SUMMARY We investigate the main seismotectonic aspects of the Bovec-Krn sequences (northwestern Slovenia), caused by the 1998 April 12 MD 5.6 and the 12 July 2004 MD 5.1 earthquakes. The seismicity occurred along an extended right-lateral strike-slip fault zone, trending NW–SE. The analysis involves the aftershock pattern, the focal mechanism of the largest events and the stress changes induced by the 1998 main shock. The study is performed with high-quality earthquake locations obtained with tomographic techniques that provided also velocity images of the fault zone, related to the mechanical properties of the medium and to the geometry of the fault. The tomographic model shows in the fault zone sharp lateral P-wave velocity contrasts and marked lateral Vp/Vs variations and images an extended high rigidity body along the fault, where the 1998 and 2004 main shocks are located. The aftershock activity is intense along highly heterogeneous zones characterized by sharp variation of Vp and Vp/Vs values.

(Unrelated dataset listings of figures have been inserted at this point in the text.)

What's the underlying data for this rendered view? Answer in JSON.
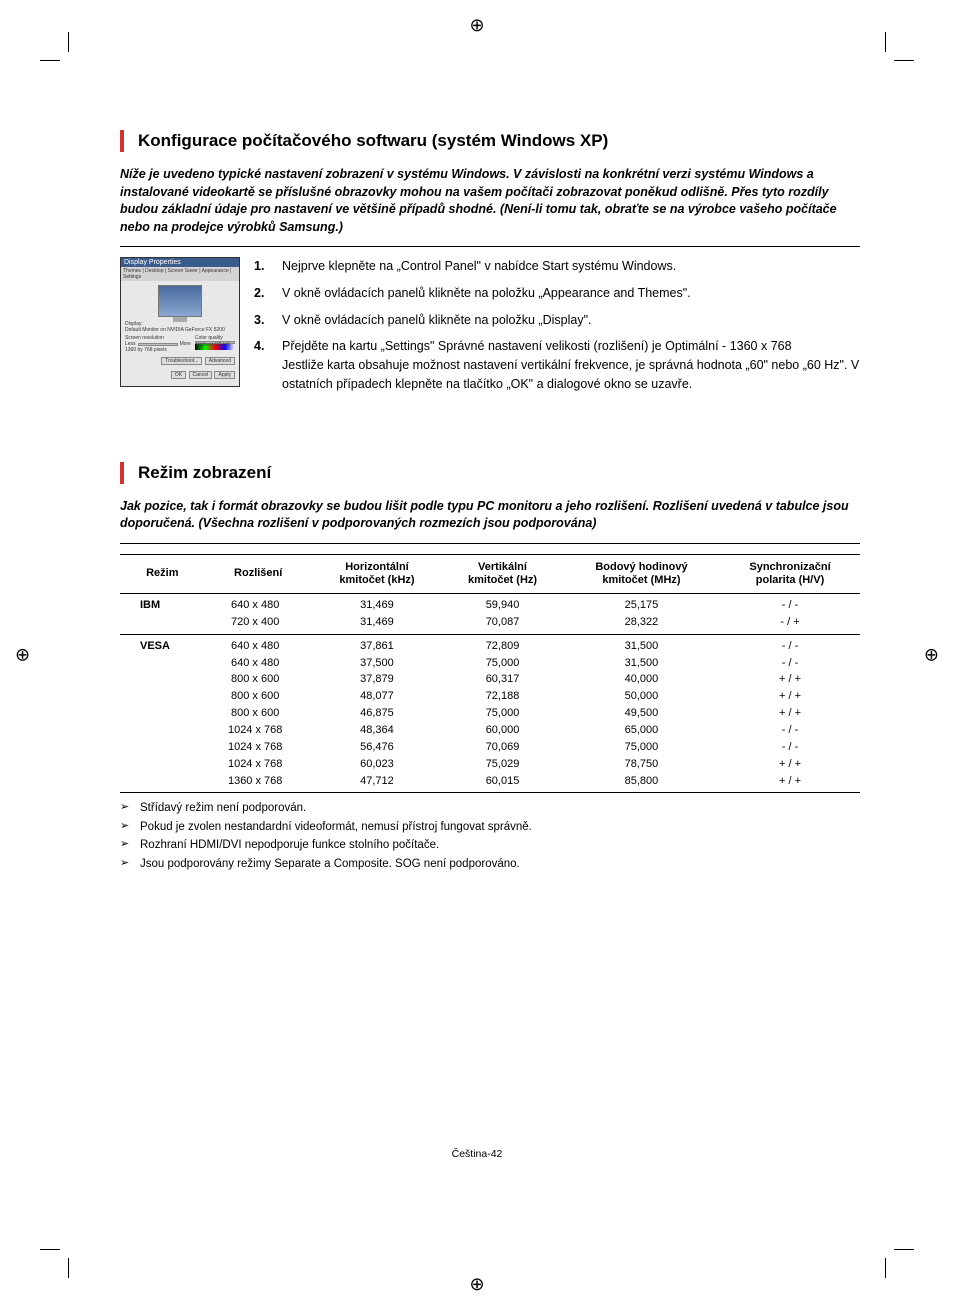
{
  "reg_glyph": "⊕",
  "section1": {
    "heading": "Konfigurace počítačového softwaru (systém Windows XP)",
    "intro": "Níže je uvedeno typické nastavení zobrazení v systému Windows. V závislosti na konkrétní verzi systému Windows a instalované videokartě se příslušné obrazovky mohou na vašem počítači zobrazovat poněkud odlišně. Přes tyto rozdíly budou základní údaje pro nastavení ve většině případů shodné. (Není-li tomu tak, obraťte se na výrobce vašeho počítače nebo na prodejce výrobků Samsung.)",
    "steps": [
      {
        "n": "1.",
        "t": "Nejprve klepněte na „Control Panel\" v nabídce Start systému Windows."
      },
      {
        "n": "2.",
        "t": "V okně ovládacích panelů klikněte na položku „Appearance and Themes\"."
      },
      {
        "n": "3.",
        "t": "V okně ovládacích panelů klikněte na položku „Display\"."
      },
      {
        "n": "4.",
        "t": "Přejděte na kartu „Settings\" Správné nastavení velikosti (rozlišení) je Optimální - 1360 x 768\nJestliže karta obsahuje možnost nastavení vertikální frekvence, je správná hodnota „60\" nebo „60 Hz\". V ostatních případech klepněte na tlačítko „OK\" a dialogové okno se uzavře."
      }
    ],
    "fig": {
      "title": "Display Properties",
      "tabs": "Themes | Desktop | Screen Saver | Appearance | Settings",
      "display_label": "Display:",
      "display_value": "Default Monitor on NVIDIA GeForce FX 5200",
      "res_label": "Screen resolution",
      "res_less": "Less",
      "res_more": "More",
      "res_val": "1360 by 768 pixels",
      "color_label": "Color quality",
      "color_val": "Highest (32 bit)",
      "btn_trouble": "Troubleshoot...",
      "btn_adv": "Advanced",
      "btn_ok": "OK",
      "btn_cancel": "Cancel",
      "btn_apply": "Apply"
    }
  },
  "section2": {
    "heading": "Režim zobrazení",
    "intro": "Jak pozice, tak i formát obrazovky se budou lišit podle typu PC monitoru a jeho rozlišení. Rozlišení uvedená v tabulce jsou doporučená. (Všechna rozlišení v podporovaných rozmezích jsou podporována)",
    "table": {
      "headers": [
        "Režim",
        "Rozlišení",
        "Horizontální kmitočet (kHz)",
        "Vertikální kmitočet (Hz)",
        "Bodový hodinový kmitočet (MHz)",
        "Synchronizační polarita (H/V)"
      ],
      "groups": [
        {
          "name": "IBM",
          "rows": [
            [
              "640 x 480",
              "31,469",
              "59,940",
              "25,175",
              "- / -"
            ],
            [
              "720 x 400",
              "31,469",
              "70,087",
              "28,322",
              "- / +"
            ]
          ]
        },
        {
          "name": "VESA",
          "rows": [
            [
              "640 x 480",
              "37,861",
              "72,809",
              "31,500",
              "- / -"
            ],
            [
              "640 x 480",
              "37,500",
              "75,000",
              "31,500",
              "- / -"
            ],
            [
              "800 x 600",
              "37,879",
              "60,317",
              "40,000",
              "+ / +"
            ],
            [
              "800 x 600",
              "48,077",
              "72,188",
              "50,000",
              "+ / +"
            ],
            [
              "800 x 600",
              "46,875",
              "75,000",
              "49,500",
              "+ / +"
            ],
            [
              "1024 x 768",
              "48,364",
              "60,000",
              "65,000",
              "- / -"
            ],
            [
              "1024 x 768",
              "56,476",
              "70,069",
              "75,000",
              "- / -"
            ],
            [
              "1024 x 768",
              "60,023",
              "75,029",
              "78,750",
              "+ / +"
            ],
            [
              "1360 x 768",
              "47,712",
              "60,015",
              "85,800",
              "+ / +"
            ]
          ]
        }
      ]
    },
    "notes": [
      "Střídavý režim není podporován.",
      "Pokud je zvolen nestandardní videoformát, nemusí přístroj fungovat správně.",
      "Rozhraní HDMI/DVI nepodporuje funkce stolního počítače.",
      "Jsou podporovány režimy Separate a Composite. SOG není podporováno."
    ]
  },
  "footer": "Čeština-42",
  "colors": {
    "accent": "#d3332a",
    "text": "#000000"
  }
}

The spatial distribution of the 1998 aftershocks defines sharp vertical planar features consistent with the orientation of the main strike-slip fault while the 2004 aftershock pattern is quite diffuse. The tomographic images and the spatial distribution of the aftershocks indicate a fault zone characterized by branches. The fault plane solutions of the 1998 and 2004 main shocks show evidence of dextral strike-slip motion concordant with the kinematics of the Bovec-Krn fault. The largest aftershocks of both sequences are characterized by different types of focal mechanisms and variable plane orientation. The different focal mechanisms in the fault zone suggest that the mode of fracture of the largest aftershocks can be influenced by the fault strength heterogeneities imaged by the tomographic inversion. The Coulomb stress changes caused by the 1998 main shock was calculated to explore the stress transfer mechanism and the earthquake interactions. A positive correlation of the Coulomb stress increase is found with the largest aftershock (MD 4.6) and with a part of the aftershocks. Our modelling shows also that the Coulomb stress changes caused by the 1998 main shock and its largest aftershock were not sufficient to trigger the 2004 main shock. The locations of the 1998 and 2004 sequences correlate well with areas of increased Coulomb stress changes when the regional tectonic loading is considered.